En ouvrant la porte et en sortant à l’extérieur, Reaghan met quelques secondes pour s’habituer aux changements d’environnement. Ses yeux papillonnent un peu, il peut voir de nouveau quelque chose. Il discerne la forme d’Ariane dans l’encadrement de la porte, l’attrape par le poignet et l’attire à l’extérieur avant de refermer la porte le plus doucement possible. Si elle claque, elle va attirer l’attention sur eux et ce n’est pas bon pour leur fuite. Il pose son regard sur Ariane qui commence à avoir une belle marque rouge sur la figure. Il grimace. « Tous tes neurones sont là c’est bon ? » Demande-t-il sur le ton de la plaisanterie pour cacher l’inquiétude qui le submerge. Merde, elle a dû y aller vraiment fort et vu la porte, ça n’a pas dû être une partie de plaisir. Il regarde aux alentours avant de reprendre. « T’es en état ? Faut qu’on déguerpisse parce qu’ils vont pas se gêner pour se lancer à notre poursuite. » Et il a juste terminé sa phrase qu’il entend des voix arriver des deux côtés. Des voix pas contentes. Il grogne dans sa barbe et il finit par attraper la main d’Ariane pour l’entraîner derrière lui. Pas le temps de transplaner, ils vont devoir faire ça à pieds. Et il espère que le polynectar ne va pas s’estomper pendant la course parce que les vêtements qu’Ariane porte en homme sont beaucoup trop grands pour sa petite taille. Si jamais elle se prend les pieds dedans… non, ne pas y penser. « Je peux pas utiliser ma baguette, je compte sur toi. » Une main prisonnière de la valise et l’autre de celle d’Ariane, il ne peut pas les défendre.

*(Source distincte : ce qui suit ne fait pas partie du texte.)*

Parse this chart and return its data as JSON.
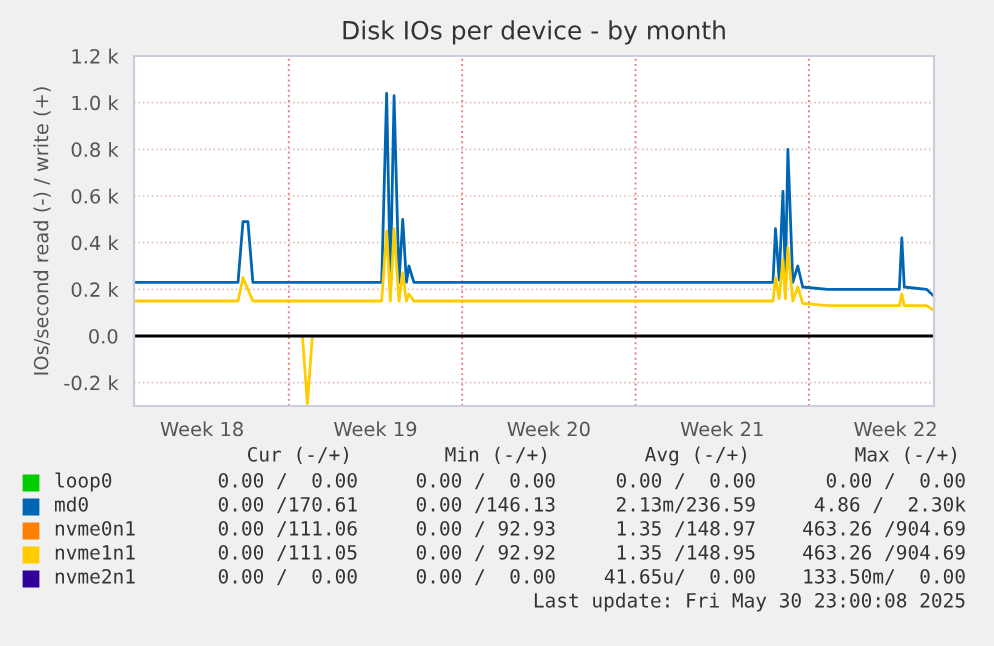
{
  "chart_data": {
    "type": "line",
    "title": "Disk IOs per device - by month",
    "ylabel": "IOs/second read (-) / write (+)",
    "xlim": [
      "2025-04-28T18:00",
      "2025-05-31T01:12"
    ],
    "ylim": [
      -300,
      1200
    ],
    "xticks": [
      {
        "value": "2025-05-01T12:00",
        "label": "Week 18"
      },
      {
        "value": "2025-05-05",
        "label": null
      },
      {
        "value": "2025-05-08T12:00",
        "label": "Week 19"
      },
      {
        "value": "2025-05-12",
        "label": null
      },
      {
        "value": "2025-05-15T12:00",
        "label": "Week 20"
      },
      {
        "value": "2025-05-19",
        "label": null
      },
      {
        "value": "2025-05-22T12:00",
        "label": "Week 21"
      },
      {
        "value": "2025-05-26",
        "label": null
      },
      {
        "value": "2025-05-29T12:00",
        "label": "Week 22"
      }
    ],
    "yticks": [
      {
        "value": -200,
        "label": "-0.2 k"
      },
      {
        "value": 0,
        "label": "0.0"
      },
      {
        "value": 200,
        "label": "0.2 k"
      },
      {
        "value": 400,
        "label": "0.4 k"
      },
      {
        "value": 600,
        "label": "0.6 k"
      },
      {
        "value": 800,
        "label": "0.8 k"
      },
      {
        "value": 1000,
        "label": "1.0 k"
      },
      {
        "value": 1200,
        "label": "1.2 k"
      }
    ],
    "grid": true,
    "legend": "bottom",
    "ref_lines": [
      {
        "axis": "y",
        "value": 0,
        "color": "#000000"
      }
    ],
    "x": [
      "2025-04-28T18:00",
      "2025-04-30T18:00",
      "2025-05-02T22:48",
      "2025-05-03T03:36",
      "2025-05-03T08:24",
      "2025-05-03T13:12",
      "2025-05-04T18:00",
      "2025-05-05T13:12",
      "2025-05-05T18:00",
      "2025-05-05T22:48",
      "2025-05-06T18:00",
      "2025-05-08T18:00",
      "2025-05-08T22:48",
      "2025-05-09T02:24",
      "2025-05-09T06:00",
      "2025-05-09T10:48",
      "2025-05-09T14:24",
      "2025-05-09T18:00",
      "2025-05-09T20:24",
      "2025-05-10T01:12",
      "2025-05-11T18:00",
      "2025-05-13T18:00",
      "2025-05-16T18:00",
      "2025-05-20T18:00",
      "2025-05-23T18:00",
      "2025-05-24T13:12",
      "2025-05-24T15:36",
      "2025-05-24T19:12",
      "2025-05-24T22:48",
      "2025-05-25T01:12",
      "2025-05-25T03:36",
      "2025-05-25T08:24",
      "2025-05-25T13:12",
      "2025-05-25T18:00",
      "2025-05-26T18:00",
      "2025-05-28T18:00",
      "2025-05-29T15:36",
      "2025-05-29T18:00",
      "2025-05-29T20:24",
      "2025-05-30T18:00",
      "2025-05-31T01:12"
    ],
    "series": [
      {
        "name": "loop0",
        "color": "#00cc00",
        "values": [
          null,
          null,
          null,
          null,
          null,
          null,
          null,
          null,
          null,
          null,
          null,
          null,
          null,
          null,
          null,
          null,
          null,
          null,
          null,
          null,
          null,
          null,
          null,
          null,
          null,
          null,
          null,
          null,
          null,
          null,
          null,
          null,
          null,
          null,
          null,
          null,
          null,
          null,
          null,
          null,
          null
        ]
      },
      {
        "name": "md0",
        "color": "#0066b3",
        "values": [
          230,
          230,
          230,
          490,
          490,
          230,
          230,
          230,
          230,
          230,
          230,
          230,
          1040,
          230,
          1030,
          230,
          500,
          230,
          300,
          230,
          230,
          230,
          230,
          230,
          230,
          230,
          460,
          240,
          620,
          240,
          800,
          230,
          300,
          210,
          200,
          200,
          200,
          420,
          210,
          200,
          170
        ]
      },
      {
        "name": "nvme0n1",
        "color": "#ff8000",
        "values": [
          null,
          null,
          null,
          null,
          null,
          null,
          null,
          null,
          null,
          null,
          null,
          null,
          null,
          null,
          null,
          null,
          null,
          null,
          null,
          null,
          null,
          null,
          null,
          null,
          null,
          null,
          null,
          null,
          null,
          null,
          null,
          null,
          null,
          null,
          null,
          null,
          null,
          null,
          null,
          null,
          null
        ]
      },
      {
        "name": "nvme1n1",
        "color": "#ffcc00",
        "values": [
          150,
          150,
          150,
          250,
          200,
          150,
          150,
          150,
          150,
          150,
          150,
          150,
          450,
          150,
          460,
          150,
          270,
          150,
          180,
          150,
          150,
          150,
          150,
          150,
          150,
          150,
          250,
          160,
          330,
          160,
          380,
          150,
          210,
          140,
          130,
          130,
          130,
          180,
          130,
          130,
          110
        ]
      },
      {
        "name": "nvme2n1",
        "color": "#330099",
        "values": [
          null,
          null,
          null,
          null,
          null,
          null,
          null,
          null,
          null,
          null,
          null,
          null,
          null,
          null,
          null,
          null,
          null,
          null,
          null,
          null,
          null,
          null,
          null,
          null,
          null,
          null,
          null,
          null,
          null,
          null,
          null,
          null,
          null,
          null,
          null,
          null,
          null,
          null,
          null,
          null,
          null
        ]
      },
      {
        "color": "#ffcc00",
        "x": [
          "2025-05-05T13:12",
          "2025-05-05T18:00",
          "2025-05-05T22:48"
        ],
        "values": [
          0,
          -290,
          0
        ]
      }
    ],
    "annotations": [
      "Cur (-/+)",
      "Min (-/+)",
      "Avg (-/+)",
      "Max (-/+)",
      "0.00 /  0.00",
      "0.00 /  0.00",
      "0.00 /  0.00",
      "0.00 /  0.00",
      "0.00 /170.61",
      "0.00 /146.13",
      "2.13m/236.59",
      "4.86 /  2.30k",
      "0.00 /111.06",
      "0.00 / 92.93",
      "1.35 /148.97",
      "463.26 /904.69",
      "0.00 /111.05",
      "0.00 / 92.92",
      "1.35 /148.95",
      "463.26 /904.69",
      "0.00 /  0.00",
      "0.00 /  0.00",
      "41.65u/  0.00",
      "133.50m/  0.00",
      "Last update: Fri May 30 23:00:08 2025"
    ]
  }
}
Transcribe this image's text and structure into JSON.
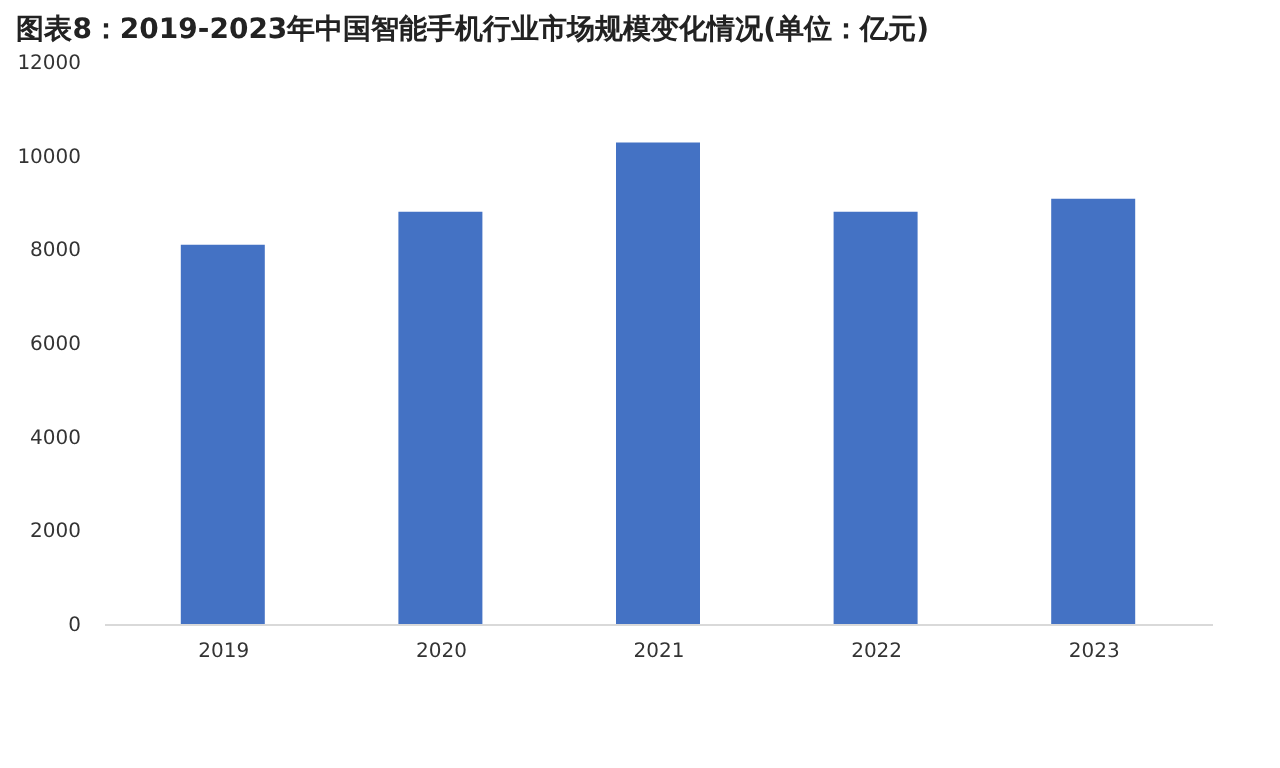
{
  "chart_data": {
    "type": "bar",
    "title": "图表8：2019-2023年中国智能手机行业市场规模变化情况(单位：亿元)",
    "categories": [
      "2019",
      "2020",
      "2021",
      "2022",
      "2023"
    ],
    "values": [
      8100,
      8800,
      10280,
      8800,
      9080
    ],
    "color": "#4472c4",
    "ylim": [
      0,
      12000
    ],
    "yticks": [
      0,
      2000,
      4000,
      6000,
      8000,
      10000,
      12000
    ],
    "grid": false
  }
}
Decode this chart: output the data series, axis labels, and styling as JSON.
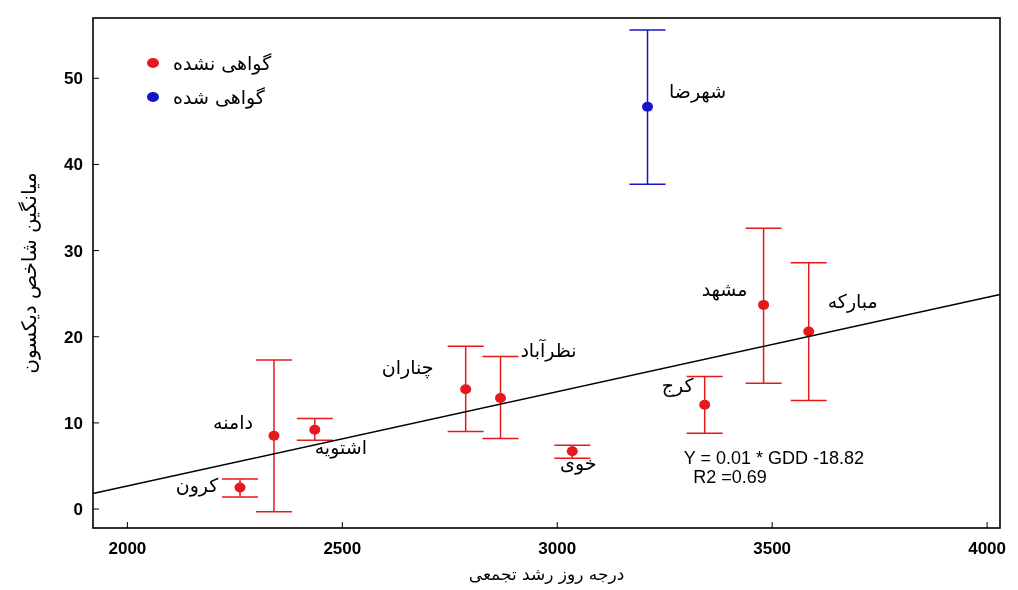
{
  "chart_data": {
    "type": "scatter",
    "xlabel": "درجه روز رشد تجمعی",
    "ylabel": "میانگین شاخص دیکسون",
    "xlim": [
      1920,
      4030
    ],
    "ylim": [
      -2.2,
      57
    ],
    "xticks": [
      2000,
      2500,
      3000,
      3500,
      4000
    ],
    "yticks": [
      0,
      10,
      20,
      30,
      40,
      50
    ],
    "legend": "top left",
    "marker": "circle",
    "series": [
      {
        "name": "گواهی نشده",
        "color": "#e41a1c",
        "x": [
          2262,
          2341,
          2436,
          2787,
          2868,
          3035,
          3343,
          3480,
          3585
        ],
        "values": [
          2.5,
          8.5,
          9.2,
          13.9,
          12.9,
          6.7,
          12.1,
          23.7,
          20.6
        ],
        "errors": [
          [
            1.4,
            3.5
          ],
          [
            -0.3,
            17.3
          ],
          [
            8.0,
            10.5
          ],
          [
            9.0,
            18.9
          ],
          [
            8.2,
            17.7
          ],
          [
            5.9,
            7.4
          ],
          [
            8.8,
            15.4
          ],
          [
            14.6,
            32.6
          ],
          [
            12.6,
            28.6
          ]
        ]
      },
      {
        "name": "گواهی شده",
        "color": "#1414c8",
        "x": [
          3210
        ],
        "values": [
          46.7
        ],
        "errors": [
          [
            37.7,
            55.6
          ]
        ]
      },
      {
        "type": "line",
        "marker": "none",
        "color": "#000000",
        "x": [
          1920,
          4030
        ],
        "values": [
          1.8,
          24.9
        ]
      }
    ],
    "annotations": [
      {
        "text": "کرون",
        "x": 2262,
        "y": 2.5
      },
      {
        "text": "دامنه",
        "x": 2341,
        "y": 8.5
      },
      {
        "text": "اشتویه",
        "x": 2436,
        "y": 9.2
      },
      {
        "text": "چناران",
        "x": 2787,
        "y": 13.9
      },
      {
        "text": "نظرآباد",
        "x": 2868,
        "y": 12.9
      },
      {
        "text": "خوی",
        "x": 3035,
        "y": 6.7
      },
      {
        "text": "کرج",
        "x": 3343,
        "y": 12.1
      },
      {
        "text": "مشهد",
        "x": 3480,
        "y": 23.7
      },
      {
        "text": "مبارکه",
        "x": 3585,
        "y": 20.6
      },
      {
        "text": "شهرضا",
        "x": 3210,
        "y": 46.7
      },
      "Y = 0.01 * GDD -18.82",
      "R2 =0.69"
    ]
  }
}
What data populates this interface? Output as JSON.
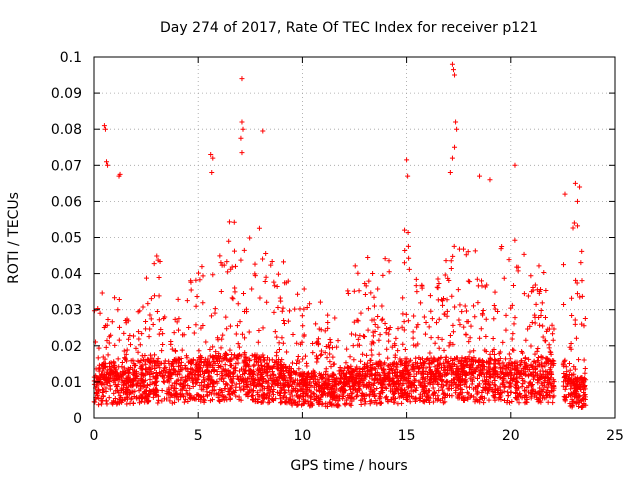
{
  "chart_data": {
    "type": "scatter",
    "title": "Day 274 of 2017, Rate Of TEC Index for receiver p121",
    "xlabel": "GPS time / hours",
    "ylabel": "ROTI / TECUs",
    "xlim": [
      0,
      25
    ],
    "ylim": [
      0,
      0.1
    ],
    "x_ticks": [
      0,
      5,
      10,
      15,
      20,
      25
    ],
    "y_ticks": [
      0,
      0.01,
      0.02,
      0.03,
      0.04,
      0.05,
      0.06,
      0.07,
      0.08,
      0.09,
      0.1
    ],
    "x_tick_labels": [
      "0",
      "5",
      "10",
      "15",
      "20",
      "25"
    ],
    "y_tick_labels": [
      "0",
      "0.01",
      "0.02",
      "0.03",
      "0.04",
      "0.05",
      "0.06",
      "0.07",
      "0.08",
      "0.09",
      "0.1"
    ],
    "grid": true,
    "legend": "none",
    "marker": "plus",
    "color": "#ff0000",
    "envelope": {
      "hours": [
        0,
        0.5,
        1,
        1.5,
        2,
        2.5,
        3,
        3.5,
        4,
        4.5,
        5,
        5.5,
        6,
        6.5,
        7,
        7.5,
        8,
        8.5,
        9,
        9.5,
        10,
        10.5,
        11,
        11.5,
        12,
        12.5,
        13,
        13.5,
        14,
        14.5,
        15,
        15.5,
        16,
        16.5,
        17,
        17.5,
        18,
        18.5,
        19,
        19.5,
        20,
        20.5,
        21,
        21.5,
        22,
        22.5,
        23,
        23.5
      ],
      "baseline": [
        0.01,
        0.011,
        0.011,
        0.01,
        0.011,
        0.012,
        0.012,
        0.011,
        0.012,
        0.012,
        0.012,
        0.012,
        0.013,
        0.013,
        0.013,
        0.013,
        0.012,
        0.012,
        0.011,
        0.01,
        0.009,
        0.009,
        0.009,
        0.009,
        0.01,
        0.01,
        0.011,
        0.011,
        0.011,
        0.011,
        0.012,
        0.012,
        0.012,
        0.012,
        0.012,
        0.012,
        0.012,
        0.012,
        0.012,
        0.012,
        0.012,
        0.012,
        0.012,
        0.012,
        0.012,
        0.012,
        0.008,
        0.008
      ],
      "upper": [
        0.03,
        0.04,
        0.035,
        0.03,
        0.03,
        0.045,
        0.05,
        0.04,
        0.035,
        0.045,
        0.04,
        0.05,
        0.045,
        0.055,
        0.06,
        0.05,
        0.055,
        0.05,
        0.045,
        0.04,
        0.035,
        0.04,
        0.03,
        0.03,
        0.03,
        0.045,
        0.045,
        0.045,
        0.05,
        0.04,
        0.055,
        0.04,
        0.035,
        0.04,
        0.045,
        0.05,
        0.05,
        0.045,
        0.04,
        0.05,
        0.05,
        0.05,
        0.04,
        0.045,
        0.025,
        0.05,
        0.06,
        0.06
      ]
    },
    "outliers": [
      [
        0.5,
        0.081
      ],
      [
        0.55,
        0.08
      ],
      [
        0.6,
        0.071
      ],
      [
        0.65,
        0.07
      ],
      [
        1.2,
        0.067
      ],
      [
        1.25,
        0.0675
      ],
      [
        5.6,
        0.073
      ],
      [
        5.7,
        0.072
      ],
      [
        5.65,
        0.068
      ],
      [
        7.1,
        0.094
      ],
      [
        7.1,
        0.082
      ],
      [
        7.15,
        0.08
      ],
      [
        7.05,
        0.0775
      ],
      [
        7.1,
        0.0735
      ],
      [
        8.1,
        0.0795
      ],
      [
        15.0,
        0.0715
      ],
      [
        15.05,
        0.067
      ],
      [
        17.2,
        0.098
      ],
      [
        17.25,
        0.0965
      ],
      [
        17.3,
        0.095
      ],
      [
        17.35,
        0.082
      ],
      [
        17.4,
        0.08
      ],
      [
        17.3,
        0.075
      ],
      [
        17.2,
        0.072
      ],
      [
        17.1,
        0.068
      ],
      [
        18.5,
        0.067
      ],
      [
        19.0,
        0.066
      ],
      [
        20.2,
        0.07
      ],
      [
        22.6,
        0.062
      ],
      [
        23.1,
        0.065
      ],
      [
        23.3,
        0.064
      ],
      [
        23.2,
        0.06
      ]
    ]
  }
}
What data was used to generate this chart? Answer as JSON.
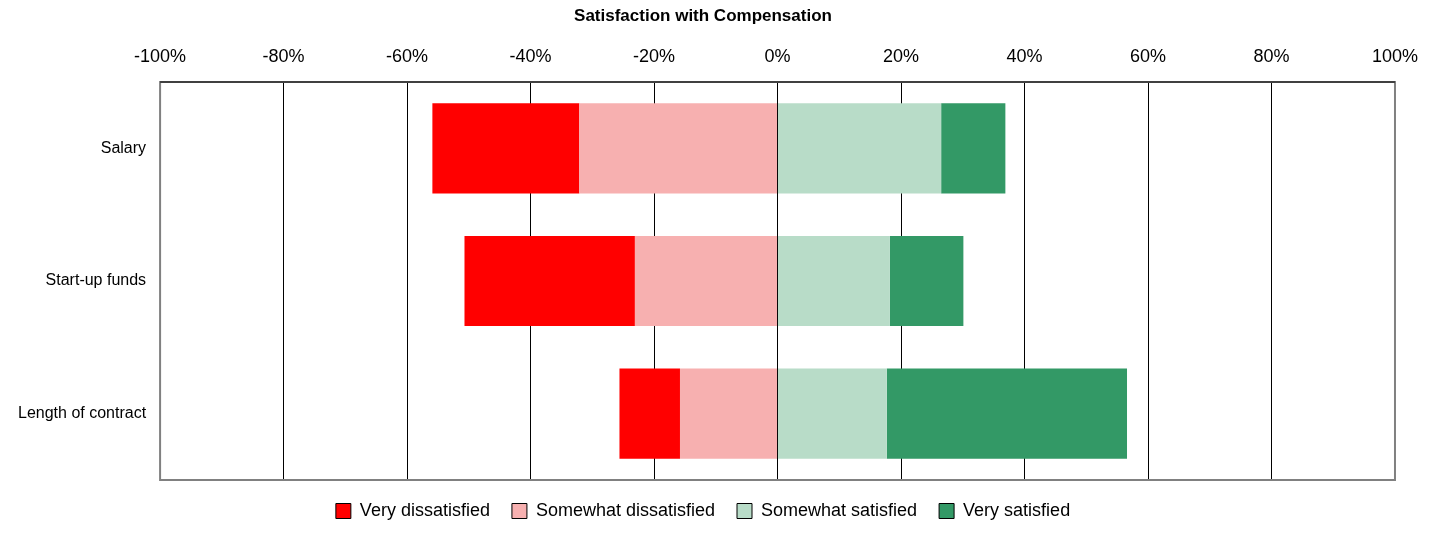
{
  "chart_data": {
    "type": "bar",
    "title": "Satisfaction with Compensation",
    "orientation": "horizontal",
    "stacked": true,
    "categories": [
      "Salary",
      "Start-up funds",
      "Length of contract"
    ],
    "series": [
      {
        "name": "Somewhat dissatisfied",
        "color": "#f7b0b0",
        "values": [
          -32.1,
          -23.1,
          -15.8
        ]
      },
      {
        "name": "Very dissatisfied",
        "color": "#ff0000",
        "values": [
          -23.8,
          -27.6,
          -9.8
        ]
      },
      {
        "name": "Somewhat satisfied",
        "color": "#b8dcc8",
        "values": [
          26.5,
          18.2,
          17.7
        ]
      },
      {
        "name": "Very satisfied",
        "color": "#339966",
        "values": [
          10.4,
          11.9,
          38.9
        ]
      }
    ],
    "xlim": [
      -100,
      100
    ],
    "xticks": [
      {
        "value": -100,
        "label": "-100%"
      },
      {
        "value": -80,
        "label": "-80%"
      },
      {
        "value": -60,
        "label": "-60%"
      },
      {
        "value": -40,
        "label": "-40%"
      },
      {
        "value": -20,
        "label": "-20%"
      },
      {
        "value": 0,
        "label": "0%"
      },
      {
        "value": 20,
        "label": "20%"
      },
      {
        "value": 40,
        "label": "40%"
      },
      {
        "value": 60,
        "label": "60%"
      },
      {
        "value": 80,
        "label": "80%"
      },
      {
        "value": 100,
        "label": "100%"
      }
    ],
    "grid": "x",
    "legend": "bottom"
  }
}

Les premiers sorts les ratent de peu. Reaghan fait comme il peut pour se tenir prêt à toute éventualité. « RATTRAPEZ-MOI CES VOLEURS ! » Qu’ils peuvent entendre beugler derrière eux. Ils vont de ruelles en ruelles et Reaghan maudit de ne pas tomber sur un grand axe pour se fondre dans la foule. Il ne sait même plus par où passer. Il bifurque sur la gauche avant de freiner violemment : une impasse. « Shit ! » Jure-t-il avant de se retourner pour faire face à leurs assaillants. Par réflexe, il met Ariane derrière lui et libère sa main pour sortir sa baguette. « Allons messieurs, on ne va pas se fâcher quand même ? » Fait-il en esquissant un sourire en coin.


Felix Felicis : ils arrivent à mettre leurs assaillants k.o.
Everklena : les assaillants sont pas contents du tout et envoient valser Reaghan qui lâche la valise malgré lui.